COLORed DIAMONDS are visibly different from any colored gemstones such as rubies or sapphires. Their diamond brilliance easily sets them apart. On the other hand is there any way of telling natural fancy color diamonds apart from their color enhanced counterparts? Well, the answer is that there really is no way of telling them apart by sight alone. Only a trained professional can tell the difference and by using special implements.
The two main methods of identifying color-enhanced diamonds are color zoning and spectroscopy. Color zoning can provide an indication of probable color enhancement, but only spectroscopy, a procedure done in a trade lab by a trained gemologist, will give a conclusive answer on the origin of a diamond’s color.

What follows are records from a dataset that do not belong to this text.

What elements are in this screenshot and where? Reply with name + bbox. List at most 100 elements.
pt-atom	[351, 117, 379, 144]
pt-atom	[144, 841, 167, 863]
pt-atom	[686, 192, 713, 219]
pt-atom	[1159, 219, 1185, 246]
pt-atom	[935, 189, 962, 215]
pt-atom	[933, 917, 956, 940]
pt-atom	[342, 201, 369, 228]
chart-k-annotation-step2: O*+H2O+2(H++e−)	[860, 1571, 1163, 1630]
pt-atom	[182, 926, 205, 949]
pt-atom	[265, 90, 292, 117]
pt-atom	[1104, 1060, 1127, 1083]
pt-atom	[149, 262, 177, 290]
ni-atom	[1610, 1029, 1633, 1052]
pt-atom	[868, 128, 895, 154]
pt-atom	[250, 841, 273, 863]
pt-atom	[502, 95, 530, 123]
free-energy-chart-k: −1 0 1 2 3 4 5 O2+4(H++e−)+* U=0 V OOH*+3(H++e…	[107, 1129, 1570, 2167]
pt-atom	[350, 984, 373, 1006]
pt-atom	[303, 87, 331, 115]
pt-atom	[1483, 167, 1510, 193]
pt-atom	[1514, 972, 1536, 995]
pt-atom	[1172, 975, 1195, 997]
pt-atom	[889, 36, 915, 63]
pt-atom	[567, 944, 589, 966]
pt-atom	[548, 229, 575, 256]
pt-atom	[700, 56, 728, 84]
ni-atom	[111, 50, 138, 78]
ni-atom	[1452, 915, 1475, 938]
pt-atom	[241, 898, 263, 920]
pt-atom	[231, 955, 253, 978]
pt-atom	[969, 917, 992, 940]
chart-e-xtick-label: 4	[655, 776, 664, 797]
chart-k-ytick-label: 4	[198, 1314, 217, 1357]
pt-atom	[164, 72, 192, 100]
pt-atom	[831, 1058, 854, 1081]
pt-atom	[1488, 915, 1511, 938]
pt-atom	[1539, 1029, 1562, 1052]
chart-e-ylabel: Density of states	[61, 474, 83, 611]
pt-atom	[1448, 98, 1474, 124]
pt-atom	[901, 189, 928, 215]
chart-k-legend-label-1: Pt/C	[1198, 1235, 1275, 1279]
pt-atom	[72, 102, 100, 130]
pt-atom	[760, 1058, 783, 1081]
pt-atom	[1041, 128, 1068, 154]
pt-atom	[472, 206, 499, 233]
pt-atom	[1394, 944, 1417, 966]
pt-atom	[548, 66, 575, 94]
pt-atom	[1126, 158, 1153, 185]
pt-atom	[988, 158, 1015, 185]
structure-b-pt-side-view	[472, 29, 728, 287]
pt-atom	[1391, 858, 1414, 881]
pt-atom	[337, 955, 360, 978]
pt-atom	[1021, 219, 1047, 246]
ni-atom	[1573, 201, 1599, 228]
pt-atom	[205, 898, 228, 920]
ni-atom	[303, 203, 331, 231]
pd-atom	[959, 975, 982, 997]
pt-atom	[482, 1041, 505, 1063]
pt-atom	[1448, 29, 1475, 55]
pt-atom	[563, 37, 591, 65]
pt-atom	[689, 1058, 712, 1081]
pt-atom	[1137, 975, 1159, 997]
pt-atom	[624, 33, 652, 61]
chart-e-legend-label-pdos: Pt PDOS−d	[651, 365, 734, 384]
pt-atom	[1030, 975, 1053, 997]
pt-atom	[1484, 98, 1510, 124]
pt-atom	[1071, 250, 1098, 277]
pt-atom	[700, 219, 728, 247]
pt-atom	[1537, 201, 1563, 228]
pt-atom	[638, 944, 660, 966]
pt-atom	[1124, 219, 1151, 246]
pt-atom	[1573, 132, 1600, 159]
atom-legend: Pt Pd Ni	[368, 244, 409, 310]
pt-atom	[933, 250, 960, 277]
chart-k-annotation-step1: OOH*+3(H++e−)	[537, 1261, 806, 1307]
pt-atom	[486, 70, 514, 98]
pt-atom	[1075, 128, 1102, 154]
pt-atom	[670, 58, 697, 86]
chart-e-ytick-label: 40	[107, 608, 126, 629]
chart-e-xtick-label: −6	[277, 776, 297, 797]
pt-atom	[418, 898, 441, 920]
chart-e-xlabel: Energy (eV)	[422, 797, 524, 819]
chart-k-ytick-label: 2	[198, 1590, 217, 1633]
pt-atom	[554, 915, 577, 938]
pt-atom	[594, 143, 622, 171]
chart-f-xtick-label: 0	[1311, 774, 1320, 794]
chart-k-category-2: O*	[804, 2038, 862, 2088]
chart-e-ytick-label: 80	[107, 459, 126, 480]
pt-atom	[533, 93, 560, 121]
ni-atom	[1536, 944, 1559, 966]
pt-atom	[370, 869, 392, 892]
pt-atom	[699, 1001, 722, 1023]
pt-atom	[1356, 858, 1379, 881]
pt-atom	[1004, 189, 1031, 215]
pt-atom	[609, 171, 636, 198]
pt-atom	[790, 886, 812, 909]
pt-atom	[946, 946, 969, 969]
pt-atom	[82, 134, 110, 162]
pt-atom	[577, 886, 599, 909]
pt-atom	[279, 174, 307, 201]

It is worth mentioning that, although it is very difficult to tell naturally colored diamonds and enhanced diamonds apart, we do not encourage the unethical representation of color enhanced diamonds as natural. We always provide a written statement to prove that our diamonds are color enhanced on all communications and recommend our customers to do the same.

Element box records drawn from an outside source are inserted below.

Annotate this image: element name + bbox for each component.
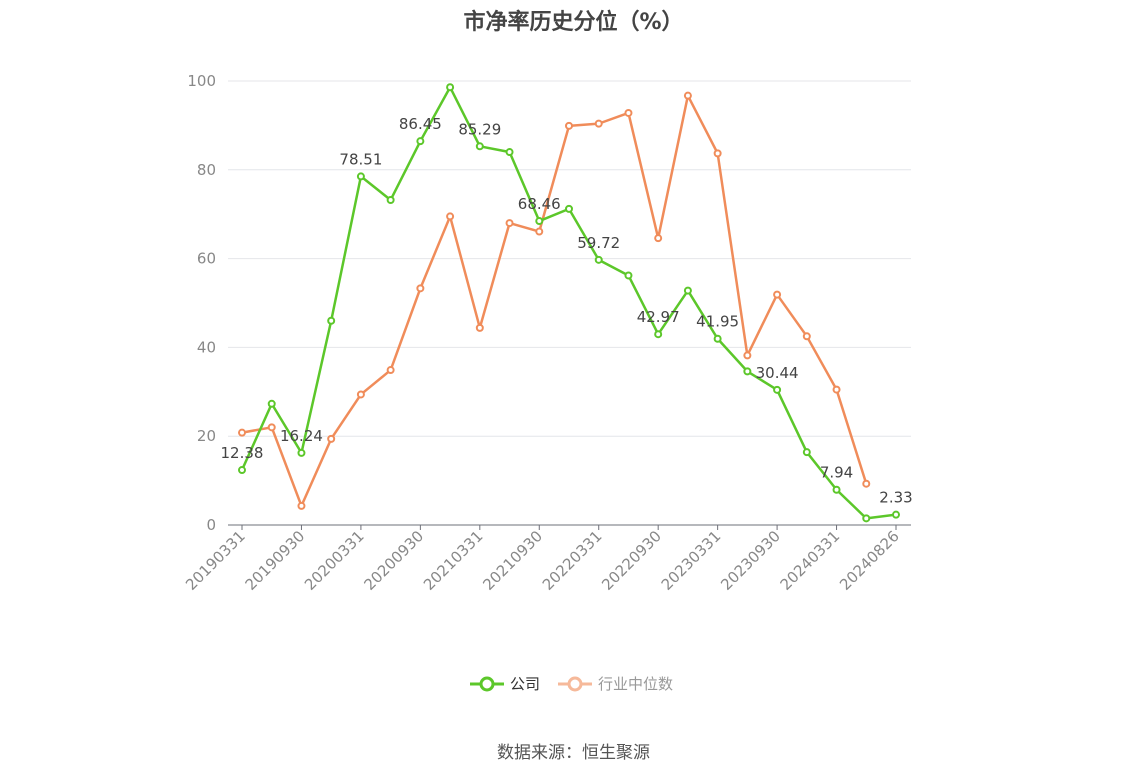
data-point-industry [773, 290, 782, 299]
y-tick-label: 80 [197, 161, 216, 179]
data-point-industry [446, 212, 455, 221]
data-label: 7.94 [820, 464, 853, 482]
line-chart: 0 20 40 60 80 100 2019033120190930202003312020… [182, 72, 913, 594]
legend-item-industry[interactable]: 行业中位数 [558, 673, 673, 694]
data-label: 30.44 [756, 364, 799, 382]
data-label: 2.33 [879, 489, 912, 507]
chart-title: 市净率历史分位（%） [463, 10, 684, 35]
data-label: 41.95 [696, 313, 739, 331]
data-point-industry [565, 121, 573, 130]
data-point-industry [327, 434, 336, 443]
data-label: 85.29 [458, 120, 501, 138]
data-point-company [505, 148, 514, 157]
data-point-company [802, 448, 811, 457]
data-point-industry [267, 423, 276, 432]
legend-company-marker-icon [470, 676, 504, 691]
data-point-industry [475, 323, 484, 332]
data-label: 78.51 [339, 150, 382, 168]
data-point-company [327, 316, 336, 325]
data-point-company [238, 466, 246, 475]
data-point-company [773, 385, 782, 394]
data-point-industry [535, 227, 544, 236]
x-tick-label: 20210930 [479, 527, 546, 594]
data-point-company [535, 217, 544, 226]
data-label: 86.45 [399, 115, 442, 133]
data-point-company [594, 255, 603, 264]
data-point-company [475, 142, 484, 151]
data-point-industry [594, 119, 603, 128]
data-point-company [654, 330, 663, 339]
x-tick-label: 20230331 [658, 527, 725, 594]
data-point-company [416, 137, 425, 146]
data-point-company [356, 172, 365, 181]
data-label: 59.72 [577, 234, 620, 252]
y-tick-label: 0 [206, 516, 216, 534]
y-tick-label: 20 [197, 427, 216, 445]
x-tick-label: 20220930 [598, 527, 665, 594]
y-tick-label: 100 [187, 72, 216, 90]
data-point-company [832, 485, 841, 494]
x-tick-label: 20230930 [717, 527, 784, 594]
legend-industry-label: 行业中位数 [598, 675, 674, 693]
x-tick-label: 20190930 [242, 527, 309, 594]
data-point-industry [624, 108, 633, 117]
data-point-industry [862, 479, 871, 488]
data-label: 68.46 [518, 195, 561, 213]
source-note: 数据来源：恒生聚源 [497, 743, 650, 763]
data-point-industry [386, 366, 395, 375]
data-point-company [862, 514, 871, 523]
data-point-company [683, 286, 692, 295]
legend-item-company[interactable]: 公司 [470, 673, 540, 694]
data-point-company [267, 399, 276, 408]
legend-company-label: 公司 [510, 675, 541, 693]
legend-industry-marker-icon [558, 676, 592, 691]
y-tick-label: 60 [197, 250, 216, 268]
data-point-company [892, 510, 900, 519]
data-point-company [624, 271, 633, 280]
data-point-industry [356, 390, 365, 399]
x-tick-label: 20190331 [182, 527, 249, 594]
data-point-company [297, 448, 306, 457]
data-point-company [743, 367, 752, 376]
data-label: 16.24 [280, 427, 323, 445]
x-tick-label: 20240331 [777, 527, 844, 594]
data-label: 42.97 [637, 308, 680, 326]
data-point-industry [683, 91, 692, 100]
data-point-industry [238, 428, 246, 437]
x-tick-label: 20210331 [420, 527, 487, 594]
data-point-company [386, 195, 395, 204]
data-point-industry [713, 149, 722, 158]
data-point-industry [802, 332, 811, 341]
data-point-industry [743, 351, 752, 360]
y-tick-label: 40 [197, 338, 216, 356]
data-point-industry [654, 234, 663, 243]
x-tick-label: 20220331 [539, 527, 606, 594]
data-label: 12.38 [221, 444, 264, 462]
data-point-company [446, 83, 455, 92]
data-point-industry [505, 219, 514, 228]
data-point-company [713, 334, 722, 343]
series-line-industry [241, 94, 868, 508]
data-point-industry [416, 284, 425, 293]
x-tick-label: 20200930 [360, 527, 427, 594]
data-point-industry [832, 385, 841, 394]
x-tick-label: 20200331 [301, 527, 368, 594]
data-point-industry [297, 501, 306, 510]
data-point-company [565, 204, 573, 213]
x-tick-label: 20240826 [836, 527, 903, 594]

IMPORTANT: Radioactive stones should be considered ‘rogue’ – their sources should be brought to the attention of authorities, and the stones should not be sold to the public under any circumstances.

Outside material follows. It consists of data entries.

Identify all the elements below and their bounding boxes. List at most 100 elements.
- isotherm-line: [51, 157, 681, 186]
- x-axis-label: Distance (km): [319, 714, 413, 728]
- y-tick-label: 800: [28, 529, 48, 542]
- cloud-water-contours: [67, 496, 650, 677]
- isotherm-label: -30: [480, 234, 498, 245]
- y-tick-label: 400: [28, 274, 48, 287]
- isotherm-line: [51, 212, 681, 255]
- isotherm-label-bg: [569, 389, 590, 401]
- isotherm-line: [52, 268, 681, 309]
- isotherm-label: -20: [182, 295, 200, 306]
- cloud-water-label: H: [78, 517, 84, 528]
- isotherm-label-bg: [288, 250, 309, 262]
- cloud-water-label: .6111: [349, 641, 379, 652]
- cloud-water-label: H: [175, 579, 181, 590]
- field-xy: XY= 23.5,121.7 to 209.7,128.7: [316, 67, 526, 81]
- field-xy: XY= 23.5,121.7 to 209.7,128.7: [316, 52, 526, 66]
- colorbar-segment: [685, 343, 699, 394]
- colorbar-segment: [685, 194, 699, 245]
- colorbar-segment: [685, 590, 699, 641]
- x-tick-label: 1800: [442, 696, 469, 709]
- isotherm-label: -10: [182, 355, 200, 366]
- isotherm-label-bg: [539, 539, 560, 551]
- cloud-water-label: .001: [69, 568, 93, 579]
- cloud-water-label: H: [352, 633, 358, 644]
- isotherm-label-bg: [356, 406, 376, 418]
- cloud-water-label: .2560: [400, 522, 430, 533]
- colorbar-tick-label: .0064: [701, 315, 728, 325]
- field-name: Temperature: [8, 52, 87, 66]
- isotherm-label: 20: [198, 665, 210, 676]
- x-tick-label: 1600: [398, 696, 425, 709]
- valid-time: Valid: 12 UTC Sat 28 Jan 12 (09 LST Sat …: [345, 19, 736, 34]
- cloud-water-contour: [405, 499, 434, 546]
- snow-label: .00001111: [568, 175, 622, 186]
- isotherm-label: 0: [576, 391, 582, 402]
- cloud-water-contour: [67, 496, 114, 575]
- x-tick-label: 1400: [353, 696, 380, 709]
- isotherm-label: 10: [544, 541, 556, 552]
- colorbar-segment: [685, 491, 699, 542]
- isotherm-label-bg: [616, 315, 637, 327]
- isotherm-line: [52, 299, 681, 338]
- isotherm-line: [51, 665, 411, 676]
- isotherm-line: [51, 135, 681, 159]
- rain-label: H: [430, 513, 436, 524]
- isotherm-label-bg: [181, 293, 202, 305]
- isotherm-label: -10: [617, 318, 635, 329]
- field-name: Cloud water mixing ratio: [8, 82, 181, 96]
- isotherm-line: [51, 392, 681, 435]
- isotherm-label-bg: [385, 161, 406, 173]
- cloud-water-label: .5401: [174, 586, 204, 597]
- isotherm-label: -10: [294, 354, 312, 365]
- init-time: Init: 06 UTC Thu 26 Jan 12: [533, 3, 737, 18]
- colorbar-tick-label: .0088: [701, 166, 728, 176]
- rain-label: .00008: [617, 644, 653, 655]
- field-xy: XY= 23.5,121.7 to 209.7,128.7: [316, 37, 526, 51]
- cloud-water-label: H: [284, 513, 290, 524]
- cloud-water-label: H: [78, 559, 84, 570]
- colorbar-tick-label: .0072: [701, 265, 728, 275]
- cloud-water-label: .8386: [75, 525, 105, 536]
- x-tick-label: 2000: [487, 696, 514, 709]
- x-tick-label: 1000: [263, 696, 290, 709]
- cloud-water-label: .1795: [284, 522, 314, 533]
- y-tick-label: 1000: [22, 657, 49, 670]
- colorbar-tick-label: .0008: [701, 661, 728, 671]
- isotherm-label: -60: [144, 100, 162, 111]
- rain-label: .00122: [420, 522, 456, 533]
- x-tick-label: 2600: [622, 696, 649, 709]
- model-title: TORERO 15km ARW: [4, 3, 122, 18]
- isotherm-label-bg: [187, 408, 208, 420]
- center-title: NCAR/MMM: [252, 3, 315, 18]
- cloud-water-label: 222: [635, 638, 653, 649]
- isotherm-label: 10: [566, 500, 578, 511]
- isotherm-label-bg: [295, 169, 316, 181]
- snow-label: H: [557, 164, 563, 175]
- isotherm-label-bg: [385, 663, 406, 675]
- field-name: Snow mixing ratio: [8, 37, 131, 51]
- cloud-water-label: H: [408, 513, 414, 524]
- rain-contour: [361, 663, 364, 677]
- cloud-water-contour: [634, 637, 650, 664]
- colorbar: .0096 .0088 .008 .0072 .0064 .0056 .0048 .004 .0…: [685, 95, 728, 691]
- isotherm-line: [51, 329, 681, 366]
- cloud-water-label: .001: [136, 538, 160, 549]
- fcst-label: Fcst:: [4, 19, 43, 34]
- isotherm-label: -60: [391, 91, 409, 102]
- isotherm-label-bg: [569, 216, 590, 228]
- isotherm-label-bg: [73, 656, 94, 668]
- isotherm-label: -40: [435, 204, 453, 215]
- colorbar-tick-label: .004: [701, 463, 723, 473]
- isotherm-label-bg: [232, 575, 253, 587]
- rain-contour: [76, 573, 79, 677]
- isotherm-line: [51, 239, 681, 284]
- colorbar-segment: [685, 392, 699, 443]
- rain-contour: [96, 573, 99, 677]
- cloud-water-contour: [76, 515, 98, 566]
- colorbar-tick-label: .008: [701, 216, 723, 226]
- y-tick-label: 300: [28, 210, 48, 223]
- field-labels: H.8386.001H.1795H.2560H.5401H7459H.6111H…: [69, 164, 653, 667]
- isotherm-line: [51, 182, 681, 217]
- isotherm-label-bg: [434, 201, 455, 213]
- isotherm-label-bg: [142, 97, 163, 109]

Although common sense would suggest it should be easier, identifying coated diamonds can be just as difficult as identifying irradiated diamonds. When viewed face up their coloration will be evenly distributed, as the color is placed only on the pavilion side.
Reflected diffused light shone onto the pavilion side will reveal an iridescent, film-like coating. Color zoning is the easiest way to trace any form of coating, however. In high magnification pavilion facet junctions may show some damaged film or random colorless spots, which would again reveal the origin of their color.
Another simple, if destructive, way to test for coating is by immersing the diamond in concentrated acid. So far none of the coatings on the market are resistant to acid, so this will result in corrosion of the coating.